In [S71], authors employed an efficient mathematical technique by integrating models based on machine learning (ML) with a high-fidelity set docking simulation to allow the rapid screening of potential therapeutic molecules (or ligands). The screening is designed regarding the binding affinity to either the isolated SARS-CoV-2 S-protein of its host receptor area or the complex Sprotein-human ACE2 interface, potentially limiting and/or disrupting the interactions between the host and virus. Firstly, it applies the proposed screening technique to two drug datasets (CureFFI and DrugCentral) in order to classify hundreds of ligands that bind strongly to the two systems above. All simulations of atom docking were then tested by candidate ligands.

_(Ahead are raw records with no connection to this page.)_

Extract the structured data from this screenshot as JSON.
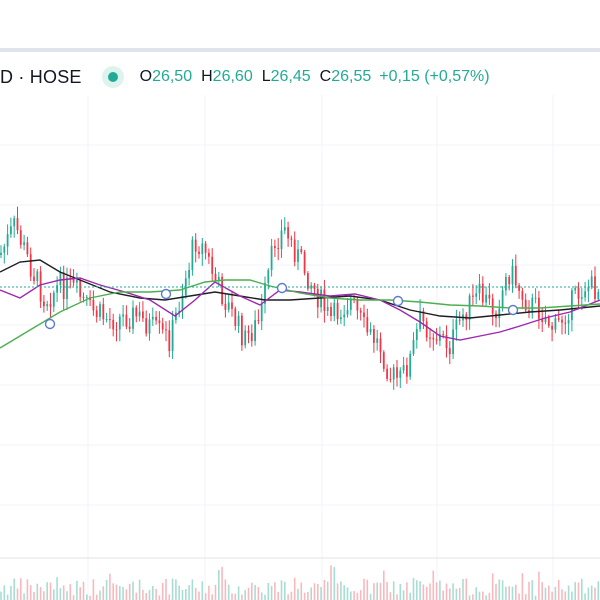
{
  "legend": {
    "symbol": "D · HOSE",
    "open_label": "O",
    "open": "26,50",
    "high_label": "H",
    "high": "26,60",
    "low_label": "L",
    "low": "26,45",
    "close_label": "C",
    "close": "26,55",
    "change": "+0,15 (+0,57%)"
  },
  "colors": {
    "up": "#22ab94",
    "down": "#f23645",
    "ma_black": "#1e1e24",
    "ma_purple": "#9c27b0",
    "ma_green": "#4caf50",
    "grid": "#f0f3fa",
    "text": "#131722"
  }
}
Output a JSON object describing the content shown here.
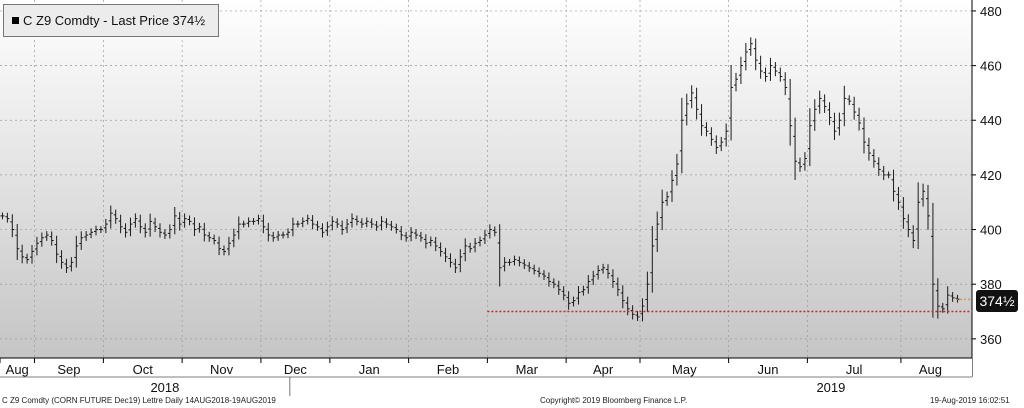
{
  "legend": {
    "text": "C Z9 Comdty - Last Price 374½"
  },
  "footer": {
    "left": "C Z9 Comdty (CORN FUTURE     Dec19) Lettre  Daily 14AUG2018-19AUG2019",
    "center": "Copyright© 2019 Bloomberg Finance L.P.",
    "right": "19-Aug-2019 16:02:51"
  },
  "price_tag": "374½",
  "colors": {
    "bar": "#1a1a1a",
    "support_line": "#e02020",
    "bg_top": "#ffffff",
    "bg_bottom": "#c4c4c4"
  },
  "chart_data": {
    "type": "ohlc",
    "title": "C Z9 Comdty - Last Price 374½",
    "ylim": [
      353,
      484
    ],
    "yticks": [
      360,
      380,
      400,
      420,
      440,
      460,
      480
    ],
    "y_axis_side": "right",
    "grid": true,
    "months": [
      "Aug",
      "Sep",
      "Oct",
      "Nov",
      "Dec",
      "Jan",
      "Feb",
      "Mar",
      "Apr",
      "May",
      "Jun",
      "Jul",
      "Aug"
    ],
    "years": [
      "2018",
      "2019"
    ],
    "last_price": 374.5,
    "support_level": 370,
    "series": [
      {
        "month": "Aug",
        "closes": [
          405,
          404,
          400,
          393,
          390,
          389,
          392
        ]
      },
      {
        "month": "Sep",
        "closes": [
          395,
          397,
          398,
          396,
          391,
          388,
          386,
          388,
          394,
          397,
          398,
          399,
          400,
          400
        ]
      },
      {
        "month": "Oct",
        "closes": [
          402,
          406,
          404,
          401,
          399,
          402,
          404,
          401,
          399,
          403,
          401,
          399,
          398,
          400,
          405,
          402
        ]
      },
      {
        "month": "Nov",
        "closes": [
          404,
          403,
          400,
          401,
          398,
          397,
          396,
          393,
          392,
          395,
          398,
          402,
          402,
          403,
          403,
          404
        ]
      },
      {
        "month": "Dec",
        "closes": [
          401,
          398,
          397,
          398,
          398,
          399,
          402,
          402,
          403,
          404,
          402,
          401,
          399,
          401
        ]
      },
      {
        "month": "Jan",
        "closes": [
          403,
          402,
          400,
          402,
          404,
          403,
          402,
          403,
          402,
          401,
          403,
          402,
          401,
          400,
          398,
          397
        ]
      },
      {
        "month": "Feb",
        "closes": [
          399,
          398,
          397,
          395,
          396,
          394,
          392,
          390,
          388,
          386,
          390,
          394,
          393,
          395,
          396,
          398
        ]
      },
      {
        "month": "Mar",
        "closes": [
          400,
          399,
          386,
          388,
          388,
          389,
          388,
          387,
          386,
          385,
          384,
          383,
          381,
          380,
          378,
          376
        ]
      },
      {
        "month": "Apr",
        "closes": [
          373,
          374,
          377,
          378,
          381,
          383,
          385,
          386,
          384,
          381,
          378,
          374,
          371,
          369,
          368
        ]
      },
      {
        "month": "May",
        "closes": [
          372,
          380,
          394,
          402,
          410,
          412,
          418,
          424,
          440,
          446,
          450,
          444,
          438,
          436,
          433,
          430,
          432,
          436
        ]
      },
      {
        "month": "Jun",
        "closes": [
          452,
          455,
          460,
          465,
          468,
          462,
          458,
          456,
          460,
          458,
          456,
          452,
          438,
          425,
          423,
          426
        ]
      },
      {
        "month": "Jul",
        "closes": [
          438,
          444,
          448,
          445,
          441,
          436,
          440,
          448,
          447,
          443,
          439,
          432,
          428,
          425,
          422,
          420,
          420,
          414,
          410
        ]
      },
      {
        "month": "Aug",
        "closes": [
          404,
          400,
          396,
          410,
          414,
          405,
          380,
          372,
          371,
          376,
          375,
          374.5
        ]
      }
    ]
  }
}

Artificial Intelligence techniques are employed to recognize "progeny" drugs close to those already being evaluated against COVID-19 by the "parents." These methods determine similarity not only by the molecular make-up of the molecules, but also by the "sense" in which particular functional categories are organized and/or by the distribution of pharmacophores in three dimensions. The parent-progeny relationships include drugs of the same indication (mostly antivirals) many of which are in which the "progenies" have specific and possibly less obvious key indications (e.g., immunosuppressive or antiviral parent progenies) [S72] The "progenies" are now either accepted drugs or drugs in advanced clinical trials – in the event that the current evaluated "parent" medicines struggle in clinical trials, these "progenies" may then be re-purposed targeting COVID-19 on the time scales applicable to the current pandemic.
4.5. Managing Healthcare Resources-COVID-19
In the first 2020, the world started to watch with alarm the spread of a new COVID-19-related pneumonia outbreak, named severe acute respiratory syndrome COVID-19 2 (SARS-CoV-2), which occurred in Wuhan City, Hubei Province, China in late December 2019. Therefore, in [S73], authors conducted a study to assess the spread of the disease and to evaluate the cases of the infected population in need of immediate hospitalization in order to provide appropriate public health services. To that end, a Deep Neural Network (DNN) -based learning tool was utilized to predict COVID-19 infection and the urgent need for hospitalization in some of the infected individuals. It linked the available public hospital resources and determined the need to improve them after the potential significant increase effected by SARS-CoV-2 by provinces in the Andalusian regions, Spain.